Type 3 MNV usually presents with intraretinal hemorrhages, edema, hard exudates and PED. SD – OCT features include the presence of focal hyperreflective intraretinal lesion, intraretinal fluid with or without subretinal fluid, a vascularized PED with or without drusen. FFA usually reveals an occult leak and ICG reveals the characteristic hot spot at the PED centre. ² Multimodal imaging features of our patient was consistent with stage 3 type 3 MNV with retino-choroidal anastomosis(RCA).

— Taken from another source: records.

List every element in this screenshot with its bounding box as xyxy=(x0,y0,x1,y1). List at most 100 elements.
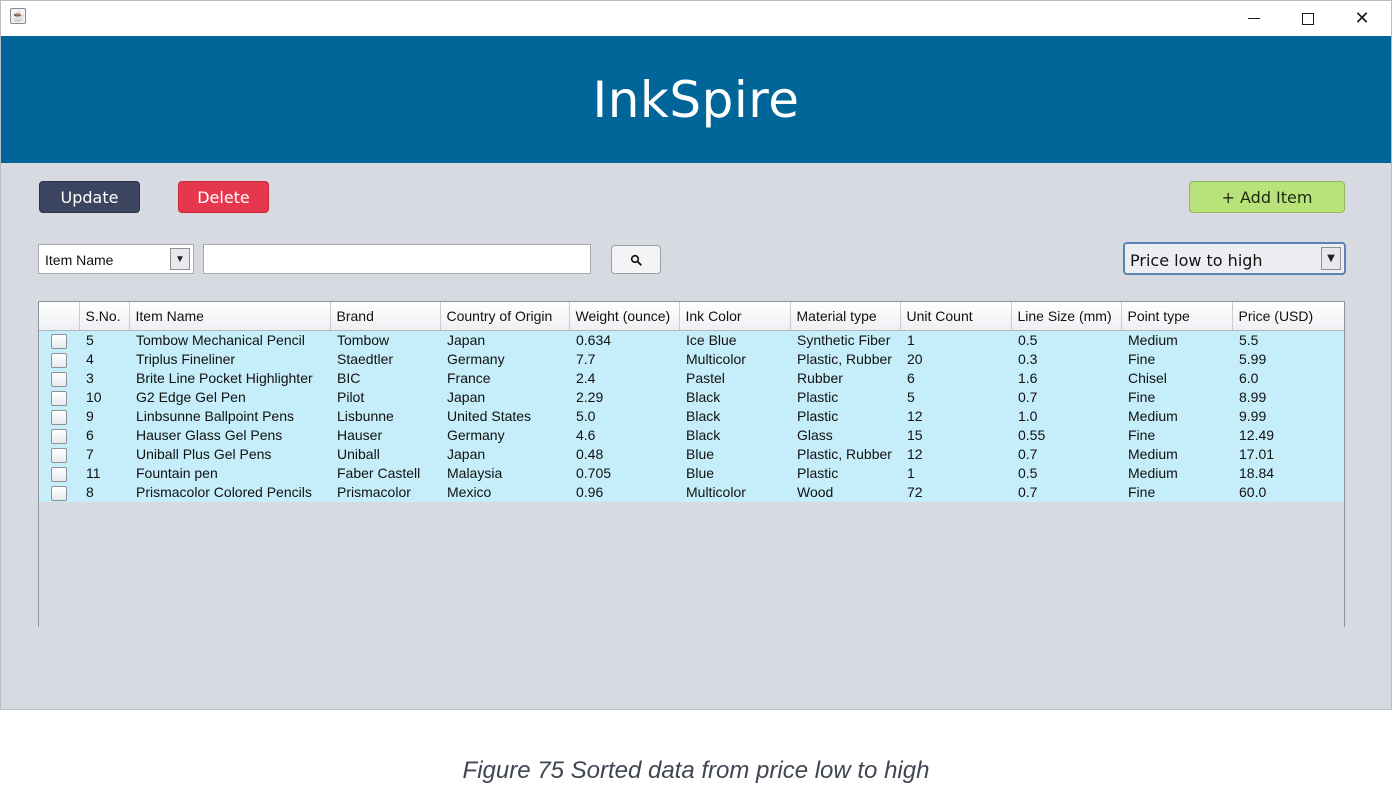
update-button[interactable]: Update xyxy=(39,181,140,213)
row-checkbox[interactable] xyxy=(51,428,67,444)
items-table: S.No. Item Name Brand Country of Origin Weig… xyxy=(38,301,1345,627)
table-cell: 5.99 xyxy=(1239,351,1267,367)
table-header: S.No. Item Name Brand Country of Origin Weig… xyxy=(39,302,1344,331)
table-row[interactable]: 4 Triplus Fineliner Staedtler Germany 7.7 Mul… xyxy=(39,350,1344,369)
search-icon xyxy=(630,254,642,266)
table-cell: Japan xyxy=(447,389,486,405)
dropdown-arrow-icon[interactable]: ▼ xyxy=(170,248,190,270)
table-row[interactable]: 11 Fountain pen Faber Castell Malaysia 0.705… xyxy=(39,464,1344,483)
table-cell: 8 xyxy=(86,484,94,500)
table-cell: 1 xyxy=(907,332,915,348)
search-button[interactable] xyxy=(611,245,661,274)
table-cell: Linbsunne Ballpoint Pens xyxy=(136,408,295,424)
table-cell: 10 xyxy=(86,389,102,405)
column-header[interactable]: Brand xyxy=(330,302,441,331)
row-checkbox[interactable] xyxy=(51,352,67,368)
table-cell: Medium xyxy=(1128,332,1178,348)
column-header[interactable]: Weight (ounce) xyxy=(569,302,680,331)
row-checkbox[interactable] xyxy=(51,409,67,425)
table-cell: 9 xyxy=(86,408,94,424)
table-cell: 9.99 xyxy=(1239,408,1267,424)
table-cell: 5 xyxy=(907,389,915,405)
row-checkbox[interactable] xyxy=(51,333,67,349)
table-cell: 60.0 xyxy=(1239,484,1267,500)
table-cell: 18.84 xyxy=(1239,465,1275,481)
table-cell: Pastel xyxy=(686,370,725,386)
search-input[interactable] xyxy=(203,244,591,274)
table-cell: 6 xyxy=(907,370,915,386)
filter-field-value: Item Name xyxy=(45,252,114,268)
column-header[interactable]: Price (USD) xyxy=(1232,302,1344,331)
table-cell: 0.705 xyxy=(576,465,612,481)
table-cell: Multicolor xyxy=(686,351,746,367)
table-cell: 4 xyxy=(86,351,94,367)
table-row[interactable]: 9 Linbsunne Ballpoint Pens Lisbunne United … xyxy=(39,407,1344,426)
table-cell: 11 xyxy=(86,465,101,481)
table-cell: BIC xyxy=(337,370,361,386)
table-row[interactable]: 6 Hauser Glass Gel Pens Hauser Germany 4.6 Bl… xyxy=(39,426,1344,445)
column-header[interactable]: Item Name xyxy=(129,302,331,331)
table-cell: Germany xyxy=(447,427,505,443)
row-checkbox[interactable] xyxy=(51,371,67,387)
table-cell: Faber Castell xyxy=(337,465,421,481)
table-cell: 0.3 xyxy=(1018,351,1038,367)
column-header[interactable]: Point type xyxy=(1121,302,1233,331)
row-checkbox[interactable] xyxy=(51,447,67,463)
table-cell: Fine xyxy=(1128,351,1156,367)
table-cell: Japan xyxy=(447,332,486,348)
table-cell: Black xyxy=(686,389,721,405)
table-cell: 8.99 xyxy=(1239,389,1267,405)
row-select-cell xyxy=(39,426,79,445)
table-cell: United States xyxy=(447,408,532,424)
table-cell: Fine xyxy=(1128,484,1156,500)
minimize-button[interactable] xyxy=(1231,1,1277,36)
table-cell: 1.0 xyxy=(1018,408,1038,424)
table-cell: 5.0 xyxy=(576,408,596,424)
table-cell: 0.5 xyxy=(1018,332,1038,348)
add-item-button[interactable]: + Add Item xyxy=(1189,181,1345,213)
table-row[interactable]: 5 Tombow Mechanical Pencil Tombow Japan 0.63… xyxy=(39,330,1344,350)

Additionally, SD – OCT in our patient also revealed the sub RPE hyperreflective membrane extending into the subretinal space, inner retina and extending into the epiretinal plane, thereby simulating an ERN in the setting of RCA. OCTA confirms the vascularity of the ERN with corresponding deeper slabs revealing the ERN to be linked to an abnormal large caliber vascular network seen in the RPE- RPE fit slab again suggesting RCA. Pathogenesis of type 3 MNV involves the proliferation of the deep capillary plexus within the inner retina leading to intraretinal neovascularization and subsequently deeper extension into the subretinal space leading to subretinal neovascularization and finally sub-RPE and into the choroid causing choroidal neovascularization. ² Dipping retinal venules have been described and visualized on OCTA that communicate from the epiretinal surface to the deep capillary plexus. ⁴ However, in our case since there is a well-defined neovascular network on the vitreo-retinal interface with an associated dipping venule, the associated ILM defect might have incited the extension intraretinal neovascularization to the epimacular surface, in addition to the VEGF mediated capillary proliferation. Following intravitreal ranibizumab injection there was mild reduction in vascularity of the ERN in our patient which was seen on OCTA.

To conclude, we describe the multimodal imaging features of a hitherto undescribed finding of ERN in a patient with type 3 MNV in stage 3.